Most of them are ectoparasites of ladybugs (Coccinellidae), only He. biphylli is reported from Biphyllidae and He. catopii from Mycetophagidae, but their status as species within the genus needs confirmation.

The type species is the Green Beetle Hanger (Hesperomyces virescens).
H. virescens (s.l.) is a complex of species. He. harmoniae, a member of this complex, is an ectoparasite of an invasive species to Europe and the Americas, the harlequin ladybird (Harmonia axyridis). Laboratory bioassays pointed out that He. virescens (s.l.)-infected ladybirds suffered increased mortality rates.

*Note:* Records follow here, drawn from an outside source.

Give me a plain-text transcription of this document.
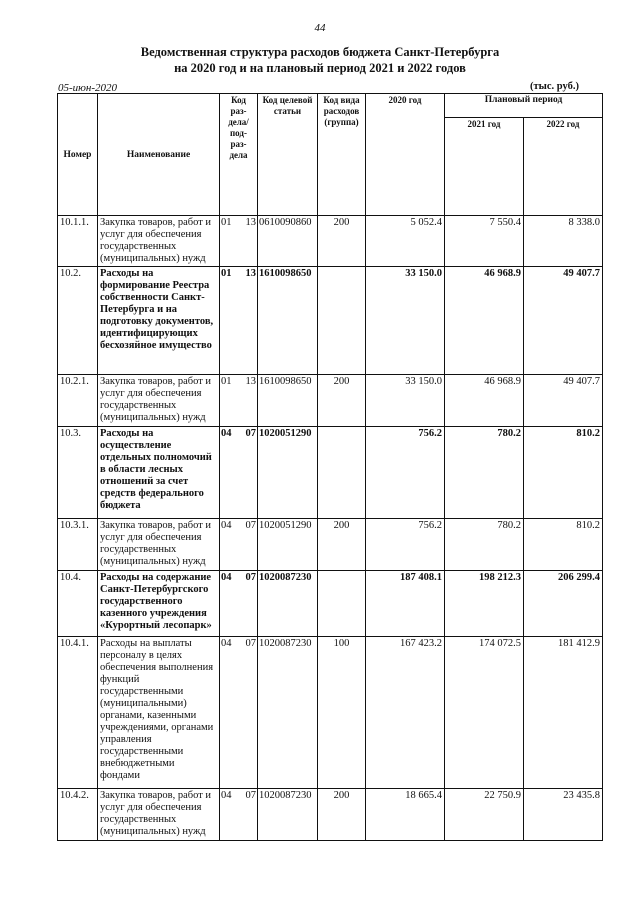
44
Ведомственная структура расходов бюджета Санкт-Петербурга
на 2020 год и на плановый период 2021 и 2022 годов
05-июн-2020	(тыс. руб.)
Номер	Наименование	Код раз- дела/ под- раз- дела	Код целевой статьи	Код вида расходов (группа)	2020 год	Плановый период	
						2021 год	2022 год
10.1.1.	Закупка товаров, работ и услуг для обеспечения государственных (муниципальных) нужд	01 13	0610090860	200	5 052.4	7 550.4	8 338.0
10.2.	Расходы на формирование Реестра собственности Санкт-Петербурга и на подготовку документов, идентифицирующих бесхозяйное имущество	01 13	1610098650		33 150.0	46 968.9	49 407.7
10.2.1.	Закупка товаров, работ и услуг для обеспечения государственных (муниципальных) нужд	01 13	1610098650	200	33 150.0	46 968.9	49 407.7
10.3.	Расходы на осуществление отдельных полномочий в области лесных отношений за счет средств федерального бюджета	04 07	1020051290		756.2	780.2	810.2
10.3.1.	Закупка товаров, работ и услуг для обеспечения государственных (муниципальных) нужд	04 07	1020051290	200	756.2	780.2	810.2
10.4.	Расходы на содержание Санкт-Петербургского государственного казенного учреждения «Курортный лесопарк»	04 07	1020087230		187 408.1	198 212.3	206 299.4
10.4.1.	Расходы на выплаты персоналу в целях обеспечения выполнения функций государственными (муниципальными) органами, казенными учреждениями, органами управления государственными внебюджетными фондами	04 07	1020087230	100	167 423.2	174 072.5	181 412.9
10.4.2.	Закупка товаров, работ и услуг для обеспечения государственных (муниципальных) нужд	04 07	1020087230	200	18 665.4	22 750.9	23 435.8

The fungus completes its entire life cycle on the tough outer layer or integument of a living host where individual fruiting bodies or thalli are formed directly from ascospores. The thalli can form on any part of the insect, but spore germination likely only occurs once the host cuticle has hardened. The spores are believed to have a short life span. Due to the spores' sticky nature, they are not transmitted by contact with substrate or the air. Instead they are spread directly by host activities and it is suggested that transmission occurs during feeding and mating season when sexual contact occurs, therefore making H. virescens (s.l.) a sexually transmitted disease of insects.

==Species==
- Hesperomyces virescens species complex or He. virescens sensu lato (s.l.):
  - Hesperomyces chilocori-bipustulati Van Caenegem & Haelew. (2025)
  - Hesperomyces coccinellae-transversalis Van Caenegem & Haelew. (2025)
  - Hesperomyces halyziae Haelew. & De Kesel (2020)
  - Hesperomyces harmoniae Haelew. (2022)
  - Hesperomyces parexochomi Mironova & Haelew. (2021)
  - Hesperomyces virescens Thaxt. (1891) (He. virescens s.s.)
- Other species:
  - Hesperomyces auriculatus W.Rossi & M.Leonardi (2018)
  - Hesperomyces biphylli K.Sugiy. & T.Majewski (1985)
  - Hesperomyces catopii Thaxt. (1931)
  - Hesperomyces chilomenis (Thaxt.) Thaxt. (1931)
  - Hesperomyces coccinelloides (Thaxt.) Thaxt. (1931)
  - Hesperomyces coleomegillae W.Rossi & A.Weir (2014)
  - Hesperomyces hyperaspidis Thaxt. (1931)
  - Hesperomyces palustris W.Rossi & A.Weir (2014)
  - Hesperomyces papuanus T.Majewski & K.Sugiy. (1985)

He. coccinelloides may be a species complex.